Vintage Badvertising: Credit-Shaming Wives

Cristen Conger

Look at that housewife with her downcast eyes. She knows her roast beef always turns out too dry. Her driving? Abysmal. And then there's her relationship with money. Try as she might to balance the household checkbook, she's just terrible with finances. In her pea brain, money is just funny-smelling, doodled-on paper that her husband, Harold, toils away at The Office to make. So it's really a good thing Harold (who constantly reminds her of what a dimwit she is) found a credit card that recognizes how women and cash are match made in fiscal hell.

As the ad's fine print explains: "Nobody but Mr. Harold Karp can use Mr. Harold Karp's Marine Midland Master Charge card. Not a burgler. Not even his wife..." (Is there really a difference between the two?)...Just go into one of our branches, any one, and have your picture taken. And if your wife gets upset she can have her picture taken too."

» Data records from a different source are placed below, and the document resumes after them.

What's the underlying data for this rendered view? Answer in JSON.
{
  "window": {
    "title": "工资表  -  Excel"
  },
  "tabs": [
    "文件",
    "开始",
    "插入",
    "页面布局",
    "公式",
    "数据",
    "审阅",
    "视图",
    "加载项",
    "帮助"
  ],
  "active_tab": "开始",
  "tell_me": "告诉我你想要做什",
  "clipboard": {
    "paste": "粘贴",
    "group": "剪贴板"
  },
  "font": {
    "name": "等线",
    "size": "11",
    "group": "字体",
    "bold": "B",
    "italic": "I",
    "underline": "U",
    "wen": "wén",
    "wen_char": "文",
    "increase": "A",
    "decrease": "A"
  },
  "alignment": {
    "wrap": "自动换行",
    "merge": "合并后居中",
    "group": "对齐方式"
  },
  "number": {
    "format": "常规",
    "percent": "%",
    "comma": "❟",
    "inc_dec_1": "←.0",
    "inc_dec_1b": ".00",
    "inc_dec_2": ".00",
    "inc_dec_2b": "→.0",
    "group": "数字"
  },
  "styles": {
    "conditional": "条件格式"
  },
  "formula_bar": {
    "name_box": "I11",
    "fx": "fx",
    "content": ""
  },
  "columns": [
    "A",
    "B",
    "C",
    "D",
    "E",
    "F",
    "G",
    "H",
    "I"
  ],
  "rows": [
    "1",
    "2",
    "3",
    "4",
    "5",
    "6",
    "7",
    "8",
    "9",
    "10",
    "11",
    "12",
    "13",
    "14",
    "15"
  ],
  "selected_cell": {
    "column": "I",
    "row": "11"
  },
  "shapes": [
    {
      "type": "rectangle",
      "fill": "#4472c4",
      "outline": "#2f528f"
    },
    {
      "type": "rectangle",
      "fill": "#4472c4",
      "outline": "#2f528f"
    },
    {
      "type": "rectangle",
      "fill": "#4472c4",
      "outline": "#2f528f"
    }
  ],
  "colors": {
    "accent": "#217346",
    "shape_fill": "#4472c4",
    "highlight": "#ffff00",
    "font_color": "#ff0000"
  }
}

How generous! Men, if your wives pitch a fit, they can have their own credit card, too. But only if it's a real cry-fest; giving a wife her own credit card should really only happen as a last resort because it could end up costing you dearly.

Oh wait, what's that? Women actually aren't terrible with credit? 2013 data from Experian found:

In some respects men and women are nearly equal when it comes to handling credit. They have almost identical average credit scores -- women 675, men 674 -- and use almost the same amount of their available credit: Men use 31 percent, women 30 percent. But women carry less overall debt. An average man has $26,227 in debt from credit cards, personal loans and auto loans, compared to a $25,095 average for a woman.

Mr. Harold Karp still isn't taking any chances.